Une Lotus Carlton de 1992 est récemment apparue en vente sur le site d’enchères passionné Bring a Trailer, offrant un rare aperçu d’une période de l’histoire de l’automobile où une berline familiale est devenue un symbole de défi à grande vitesse.
Même si elle peut sembler être une berline exécutive standard et sans prétention, la Lotus Carlton occupe une place unique dans l’histoire de l’automobile, non seulement pour son ingénierie, mais aussi pour sa réputation de véhicule qui outrepasse la loi.
Concevoir une voiture-lit : bien plus qu’une simple voiture familiale
À première vue, la Lotus Carlton (basée sur la plateforme Vauxhall/Opel Carlton) ressemble à une berline intermédiaire typique du début des années 1990. Cependant, sous son extérieur sobre se cache une centrale électrique conçue pour rivaliser, et même surpasser, les berlines haut de gamme de l’époque, comme la BMW M5.
Les spécifications techniques qui ont transformé cette voiture de banlieue en « super-berline » comprennent :
– Groupe motopropulseur : Un moteur V6 de 3,6 litres équipé de deux turbocompresseurs Garrett T25.
– Sortie : Mis au point par Lotus à Hethel, le moteur produisait près de 380 chevaux.
– Transmission : Une boîte de vitesses manuelle robuste à six vitesses provenant de la Chevrolet Corvette ZR-1.
– Manipulation et freinage : Réglage spécialisé de la suspension par Lotus, jantes en alliage de 17 pouces et étriers AP Racing hautes performances.
Ces améliorations ont permis à la Carlton d’atteindre des vitesses supérieures à 180 mph, un chiffre stupéfiant pour une berline en 1992.
La « Banditmobile » : un scandale politique et policier
Les performances de la Lotus Carlton étaient si extrêmes qu’elles déclenchèrent une réaction inhabituelle de la part du gouvernement britannique. Sa capacité à dépasser les véhicules de patrouille de police standards a donné lieu à un véritable débat au Parlement britannique.
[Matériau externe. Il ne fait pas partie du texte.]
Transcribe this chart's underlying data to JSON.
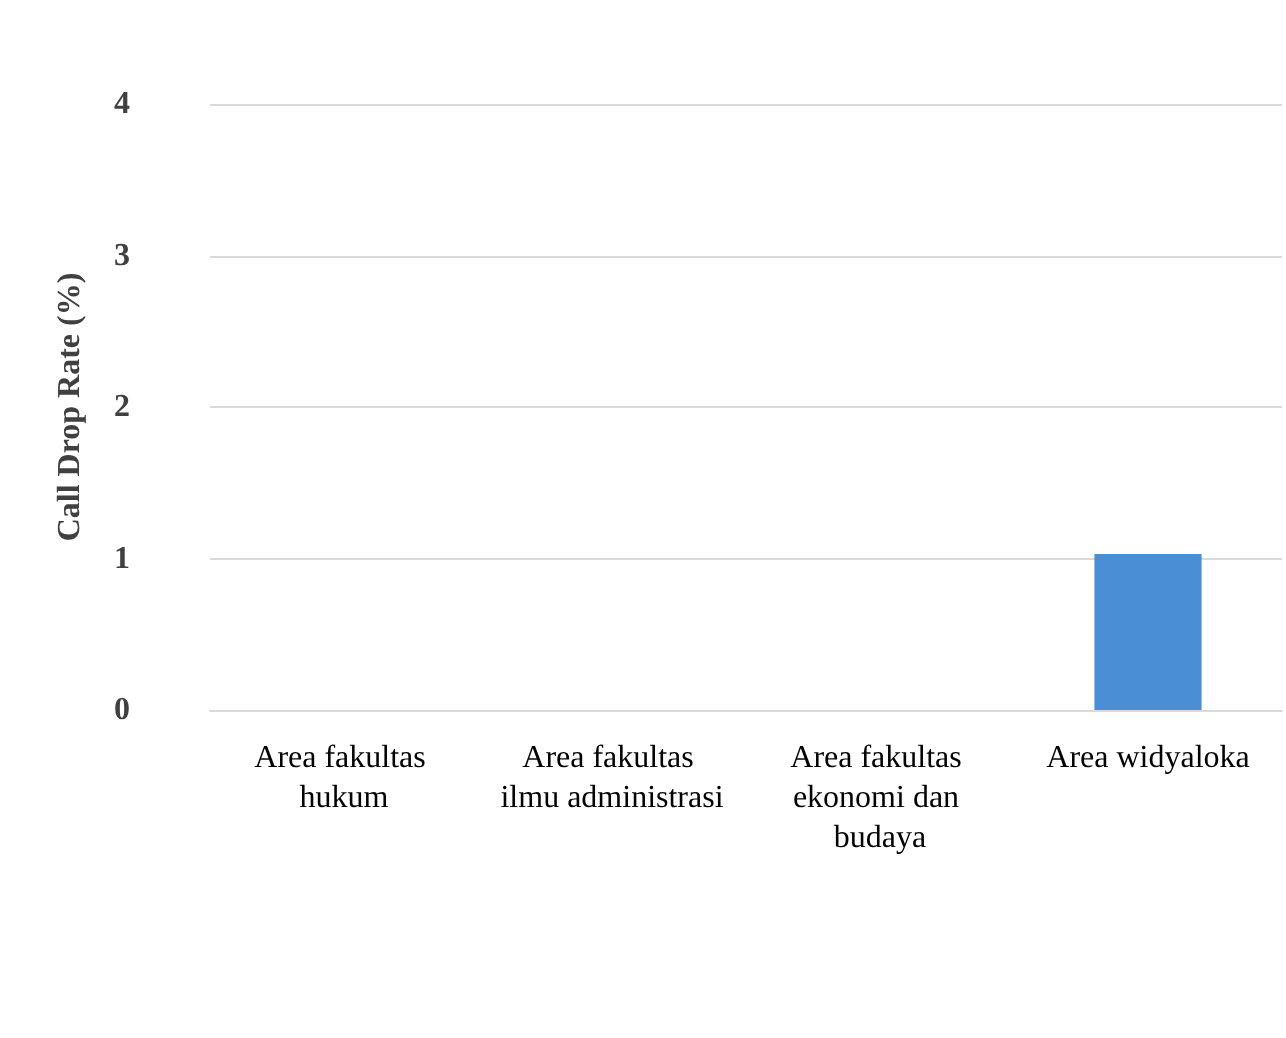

La voiture est devenue un sujet de contrôle politique, les législateurs se demandant si de telles machines à grande vitesse devraient même être disponibles à l’achat public. Le sentiment était si fort que certains députés ont suggéré que seuls les pilotes de course professionnels, comme Nigel Mansell, soient autorisés à conduire des véhicules de ce calibre.
La réputation de « hors-la-loi » de la voiture a été cimentée par des événements du monde réel :
Une Lotus Carlton spécifique (immatriculation 40RA) est devenue tristement célèbre après avoir été utilisée dans un vol avec effraction dans le Worcestershire. Le véhicule a réussi à échapper à la police avec une telle efficacité que les policiers ont admis lors d’une conférence de presse qu’ils n’avaient aucun espoir de l’attraper.
Pourquoi c’est important aujourd’hui
La Lotus Carlton représente une époque spécifique de performances « endormies » : des voitures qui cachent une immense puissance derrière une esthétique banale et quotidienne. À l’ère moderne des supercars très visibles, la Carlton reste une étude fascinante en matière de vitesse discrète.
Pour les collectionneurs, l’attrait réside dans cette dualité : il s’agit d’une pièce d’ingénierie très performante qui véhicule une forte dose de notoriété culturelle. Ce n’est pas seulement une voiture rapide ; c’est un morceau de l’histoire de l’automobile qui a autrefois remis en question le concept même de la capacité des forces de l’ordre à suivre le rythme.
Conclusion : La Lotus Carlton de 1992 est une rare intersection d’ingénierie d’élite et d’histoire rebelle, offrant aux collectionneurs la chance de posséder un véhicule qui était autrefois considéré comme trop rapide pour les routes publiques britanniques.